We have $pH$ , value using that we can calculate hydrogen ion concentration. Knowing hydrogen ion concentration and ionic product of water can calculate the concentration of hydroxyl ions. Then we can find ionization constant ${K_b}$ by using ${K_b} = \dfrac{{[{M^ + }][O{H^ - }]}}{{[MOH]}}$ , where $[{M^ + }]$ is codeine ion. We can find $p{K_b}$ by $p{K_b} = - \log ({k_b})$ .

Complete step by step solution:
We have,
$Codeine + {H_2}O\underset {} \leftrightarrows Codeine{H^ + } + O{H^ - }$
$pH = 9.95$ and $[MOH] = 0.005M$
$[{H^ + }] = anti\log \left( { - pH} \right)$
Substituting we have,
$[{H^ + }] = anti\log \left( { - 9.95} \right)$
$[{H^ + }] = 1.12 \times {10^{ - 10}}M$ .
So,
$[O{H^ - }] = \dfrac{{{K_w}}}{{[{H^ + }]}}$
${K_w}$ is an ionization constant of water. That is ${K_w} = 1 \times {10^{ - 14}}mo{l^2}d{m^{ - 6}}$ .
Substituting we have
$[O{H^ - }] = \dfrac{{1 \times {{10}^{ - 14}}}}{{1.12 \times {{10}^{ - 10}}}}$
$[O{H^ - }] = 8.928 \times {10^{ - 5}}M$
The concentration of the corresponding codenium ion is also the same as that of hydroxyl ion. Let the codeine ion be denoted by $[{M^ + }]$ . Thus
${K_b} = \dfrac{{[{M^ + }][O{H^ - }]}}{{[MOH]}}$
Substituting we have,
${K_b} = \dfrac{{{{\left( {8.928 \times {{10}^{ - 5}}} \right)}^2}}}{{0.005}}$
${K_b} = \dfrac{{7.971 \times {{10}^{ - 9}}}}{{0.005}}$
$\Rightarrow {K_b} = 1.594 \times {10^{ - 6}}$
The ionization constant is $1.594 \times {10^{ - 6}}$ .

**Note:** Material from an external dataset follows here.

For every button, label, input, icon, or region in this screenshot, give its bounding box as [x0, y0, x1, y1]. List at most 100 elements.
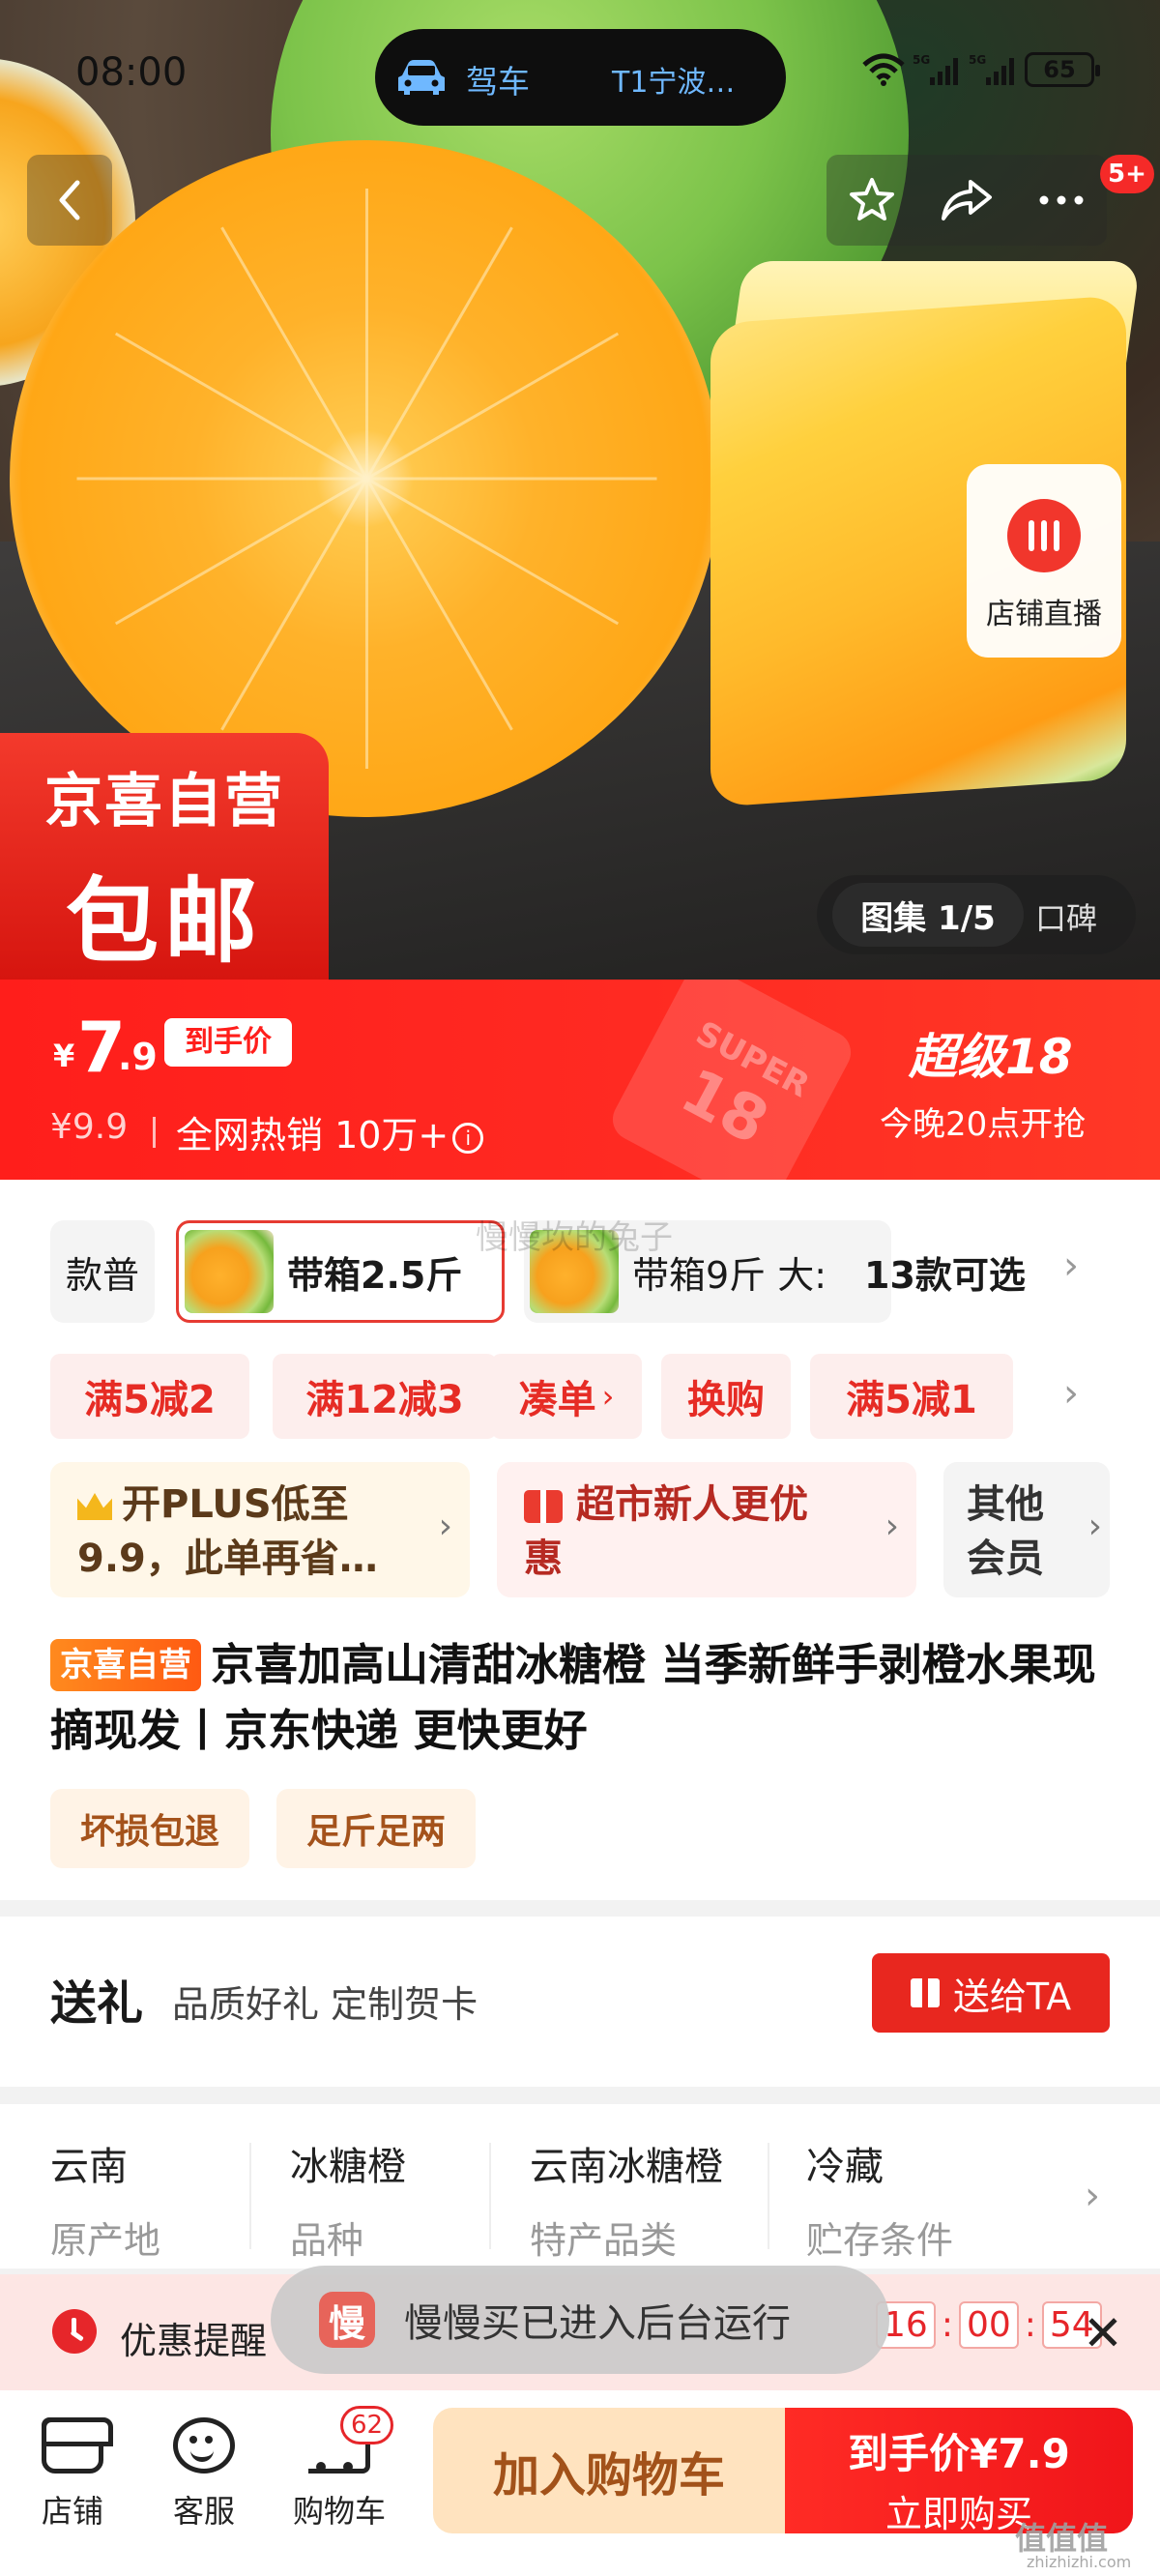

Now $p{K_b} = - \log ({k_b})$
$p{K_b} = - \log (1.594 \times {10^{ - 6}})$
$\Rightarrow p{K_b} = 5.79$

Note:
We know that there is no unit for ionization constant and $p{K_b}$ . Careful in the calculation part. the ionization for a general weak acid, HA can be written as follows
$H{A_{(aq)}} \to {H^ + }_{(aq)} + {A^ - }_{(aq)}$
The Acid Ionization constant ${K_a}$ is given by ${K_a} = \dfrac{{[{H^ + }][{A^ - }]}}{{[HA]}}$ . Also codeine is a weak organic base.